A husband (72) with Alzheimer's?

It sounds like your friend is still trying to get used to the fact that her husband has this horrible disease. I know you want to be a good friend to her and maybe in the future she will seek out your advice but for now just listen to her and go easy on the advice. And if she doesn't want to talk with other spouses in the same situation you can't make her. You may think that's what's best for her but she doesn't sound receptive to the idea just yet. Listen to her without comparing her husband to your mother. This is what she's going through right now. Let her go through it.

IT IS VERY DIFFERENT! When your spouse has AD you lose your support system. You lose your lover, your best friend, your rock. I have taken care of three elderly relatives with dementia but through all of them I had the love and support of my husband. Now he has it and who can I hug in the middle of the night and be reassured that this too shall pass. No longer do you have a sexual partner, only a man with a child's mind (not conducive to making love), who will advise me on the financial survival of us, who will tell me I am beautiful, strong and sexy. So many things are lost when your spouse has Alzheimer's. I guess if you have only a friendship relationship with your spouse, you would not be losing so much but when your lose your lover, your rock, your most intimate friend. It is far different when it is a spouse than any other person.

She has told you she doesn't need your advice, so stop trying to give it. All you can do is offer unconditional, loving support. And yes, she is correct. EACH person with dementia presents differently, so even though your mother had it, doesn't mean her husband has the same symptoms. Listen to her...

I think maybe you should offer your friend an apology in that you don't understand what she is going thru with her hubby.....then just let her know that whenever she needs a shoulder to cry on, or an ear to listen/vent, you will be there. (and then let it go). she will eventually come to you for listening/venting or maybe even a "little" advise or suggestions. until then, just be there for her.

Dealing with hallucinations (for example) with a spouse is pretty much the same as dealing with hallucinations with a parent. Many things we face are the same no matter who we are dealing with them with.
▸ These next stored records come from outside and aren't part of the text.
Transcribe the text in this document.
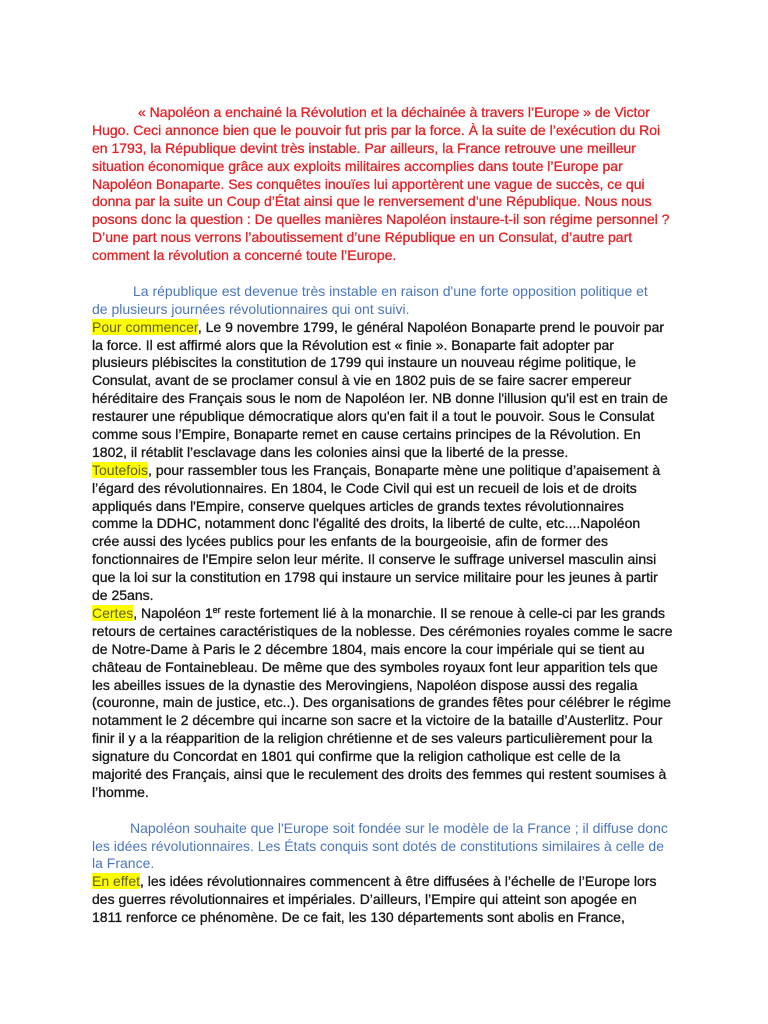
« Napoléon a enchainé la Révolution et la déchainée à travers l’Europe » de Victor
Hugo. Ceci annonce bien que le pouvoir fut pris par la force. À la suite de l’exécution du Roi
en 1793, la République devint très instable. Par ailleurs, la France retrouve une meilleur
situation économique grâce aux exploits militaires accomplies dans toute l’Europe par
Napoléon Bonaparte. Ses conquêtes inouïes lui apportèrent une vague de succès, ce qui
donna par la suite un Coup d’État ainsi que le renversement d’une République. Nous nous
posons donc la question : De quelles manières Napoléon instaure-t-il son régime personnel ?
D’une part nous verrons l’aboutissement d’une République en un Consulat, d’autre part
comment la révolution a concerné toute l’Europe.
La république est devenue très instable en raison d'une forte opposition politique et
de plusieurs journées révolutionnaires qui ont suivi.
Pour commencer, Le 9 novembre 1799, le général Napoléon Bonaparte prend le pouvoir par
la force. Il est affirmé alors que la Révolution est « finie ». Bonaparte fait adopter par
plusieurs plébiscites la constitution de 1799 qui instaure un nouveau régime politique, le
Consulat, avant de se proclamer consul à vie en 1802 puis de se faire sacrer empereur
héréditaire des Français sous le nom de Napoléon Ier. NB donne l'illusion qu'il est en train de
restaurer une république démocratique alors qu'en fait il a tout le pouvoir. Sous le Consulat
comme sous l’Empire, Bonaparte remet en cause certains principes de la Révolution. En
1802, il rétablit l’esclavage dans les colonies ainsi que la liberté de la presse.
Toutefois, pour rassembler tous les Français, Bonaparte mène une politique d’apaisement à
l’égard des révolutionnaires. En 1804, le Code Civil qui est un recueil de lois et de droits
appliqués dans l'Empire, conserve quelques articles de grands textes révolutionnaires
comme la DDHC, notamment donc l'égalité des droits, la liberté de culte, etc....Napoléon
crée aussi des lycées publics pour les enfants de la bourgeoisie, afin de former des
fonctionnaires de l'Empire selon leur mérite. Il conserve le suffrage universel masculin ainsi
que la loi sur la constitution en 1798 qui instaure un service militaire pour les jeunes à partir
de 25ans.
Certes, Napoléon 1er reste fortement lié à la monarchie. Il se renoue à celle-ci par les grands
retours de certaines caractéristiques de la noblesse. Des cérémonies royales comme le sacre
de Notre-Dame à Paris le 2 décembre 1804, mais encore la cour impériale qui se tient au
château de Fontainebleau. De même que des symboles royaux font leur apparition tels que
les abeilles issues de la dynastie des Merovingiens, Napoléon dispose aussi des regalia
(couronne, main de justice, etc..). Des organisations de grandes fêtes pour célébrer le régime
notamment le 2 décembre qui incarne son sacre et la victoire de la bataille d’Austerlitz. Pour
finir il y a la réapparition de la religion chrétienne et de ses valeurs particulièrement pour la
signature du Concordat en 1801 qui confirme que la religion catholique est celle de la
majorité des Français, ainsi que le reculement des droits des femmes qui restent soumises à
l’homme.
Napoléon souhaite que l'Europe soit fondée sur le modèle de la France ; il diffuse donc
les idées révolutionnaires. Les États conquis sont dotés de constitutions similaires à celle de
la France.
En effet, les idées révolutionnaires commencent à être diffusées à l’échelle de l’Europe lors
des guerres révolutionnaires et impériales. D’ailleurs, l’Empire qui atteint son apogée en
1811 renforce ce phénomène. De ce fait, les 130 départements sont abolis en France,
For me personally, dealing with my husband's dementia was extremely different emotionally and psychologically than dealing with my mother's. Both are hard. Both are sad. But if the marriage is of the "two shall become one" variety then it is truly part of you that experiences the dementia. Maybe for some people the degree of devastation is exactly the same with a parent or a spouse. That is hard for me to imagine, though.

When the principles are valid the details fall into place. But, the same principles have different result with people in different stages of SD. We are in our 10th year of our struggle with AD. My older sister's husband had AD too. 14 months after his diagnosis,he went to live with his son (my sister's stepson) because of the changes in his personality and verbal abuse that seem to be escalating. My husband's nature and character have stayed kind and caring. My sister doesn't understand why I have kept him at home and devoted myself to his quality of life. I am sure there are times when my sister thinks, " If she would only......" Praying for all of us

Your friend is right, it is totally different when it is the love of your life and not a parent. Although the disease may be the same the emotions of the caregiver are not. Continue to be her best friend and listen, listen, and listen. Offer help and advise when she asks.Nudge her towards a support group for spouses, but don't try to advise too much. She may feel as if she is losing control over her life, in a way she is, and being advised may sound like being told what to do. She needs to feel in control of her life.

I can certainly understand your frustration in wanting to help your friend. That is also my nature, wanting to share the great information that I have about my husband's dementia progression. However, I have learned that we need to figure it out on our own time. As a caregiver, I appreciate everyone's concern, and hope they will be there in the future when it does become overwhelming! Stand by your friend, always be there to listen, and offer advice or information if she asks for it! It's hard for all of us!

There is an old book by Peter McWilliams. He was a poet popular in the 60's or 70's?? Anyway he had a little book called How to survive the loss of a love. This book is really good for almost any loss. It goes through the steps of loss you will recognize and has just a few words on each and a poem for each phase. You may have seen it. It's still in the book stores. Anyway I thought about that book as I read your post. It's light hearted in parts so I mean no disrespect but it's a touch stone of sorts to help you recognize where someone is in their grieving their loss. It occurred to me how we lose our husbands through death or divorce or separations due to life events and all of those are hard and while we live through and recover to varying degrees the slow, slow process of losing a love through a long illness is especially hard. So close and yet so far away. I have a friend who is losing her husband now to pancreatic cancer. He has no cognitive disability. It's so sad. Sometimes it seems it might be less painful ( I can't say easier) to not be aware. Admire her strength. She will find it. It's good to have a friend who is a steady sentry and is there when needed.

Sounds like she's in a place, where the only thing you can do for her is listen. That's tough for you, who wants and can help her. But apparently she isn't ready for your help. In time, that may change. But she needs to be first and reach out to you for that help.